Edit: Thinking about it a bit more, how feasible does the following sound:

Anyone interested in helping the IA could buy a sort of Drobo/NAS that is able to store only IA stuff (ala Freenet). Everything is encrypted of course, and then only way to access the files is when the escrow trigger fires off, the private key is released at the IA archive and then every owner of the IA-box will have access to that particular part of the archive (as well as regular IA users through web).

It's kind of like an HDD preloaded full of torrents, and then the differences or new additions can be streamed to your local IA-box as needed. You could even filter what kind of stuff would you like to help the IA archive. For example, I'm a big fan of movies so I prioritize that category (up to a certain % so that no one category is forgotten).

Does anyone know if anything resembles this? I mean, I could very well leave a low-powered NAS to help the IA serve their content, store it for later use, etc. And I imagine (hope) that a lot of other people would too. It would be a way of donating electricity, space to a worthy cause.


Would tape storage, a la Amazon Glacier, be an efficient way to archive these, since they don't need to be accessed except with an offline process?


I certainly would hope so. However I'm not sure who is going to survive the longest: an organization focused on that specific goal, or a company that might change focus or go bankrupt altogether. Even though AWS is a pretty big part of Amazon (I'm guesstimating here, might be wrong), I would hope the IA would last for longer or have specific strategies to address different catastrophic scenarios that would overall make it more efficient/safe than AWS.


I recall some article that said that AWS was about 3% of Amazons income, but it was basically pure profit.


Well not pure profit because the servers cost money. The customer base is so large now that they have way more capacity than they would need for themselves.

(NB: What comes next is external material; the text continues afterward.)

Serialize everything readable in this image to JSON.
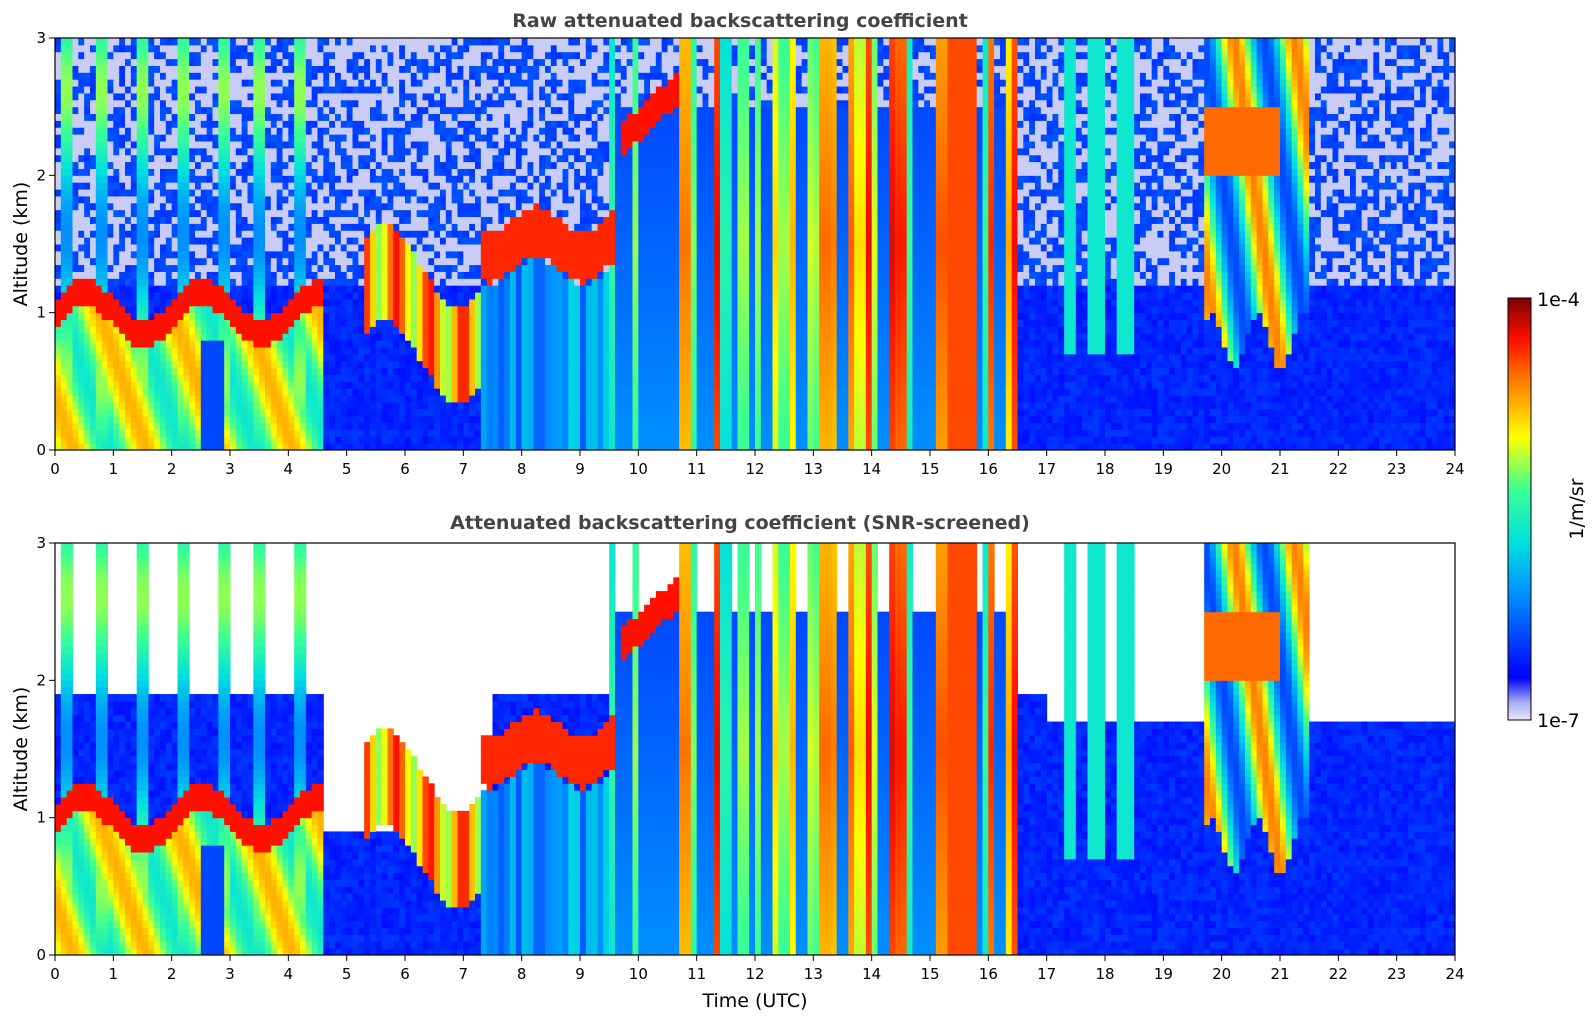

The matching of Google's prices when they released was a good indicator of how much was profit though.


Tape needs to be taken care of just like anything else via re-tensioning and the like. There is no write and forget media as far as I can tell.

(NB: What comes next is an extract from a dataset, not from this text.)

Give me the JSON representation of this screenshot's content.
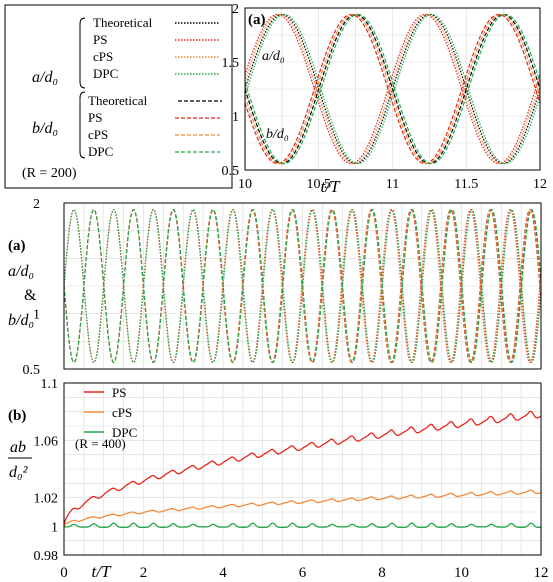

Ninja edit: That is not super price prohibitive.


> There is no write and forget media as far as I can tell.

Sure there is, you just micro-engrave it onto a nickel disc with a laser... http://blog.longnow.org/02009/05/21/what-13500-pages-micro-e...

Edit: Also paper. Low-acid paper in dry cabinets keeps a long, long time.


also the m-disc is a dvd/blueray that lasts 1000 years


.. supposedly lasts ..


> Does anyone know if anything resembles this? I mean, I could very well leave a low-powered NAS to help the IA serve their content, store it for later use, etc. And I imagine (hope) that a lot of other people would too. It would be a way of donating electricity, space to a worthy cause.

The Internet Archive serves torrent files for every object they store, so in theory, anyone could have a NAS that would crawl those torrent files and then join the swarm/seed for all of those objects.

That would be a hell of an open source project. The Internet Archive would then be a metadata repository and seeder of last resort. #shutUpAndTakeMyMoney


Isn't that already the case? I heard that they already download well-tagged music from private trackers like what.cd which could be published if its copyright expires eventually. There's a page on archive.org with "what_cd" in it's url and no public items: https://archive.org/details/what_cd


They have such a feature, they call it "darking".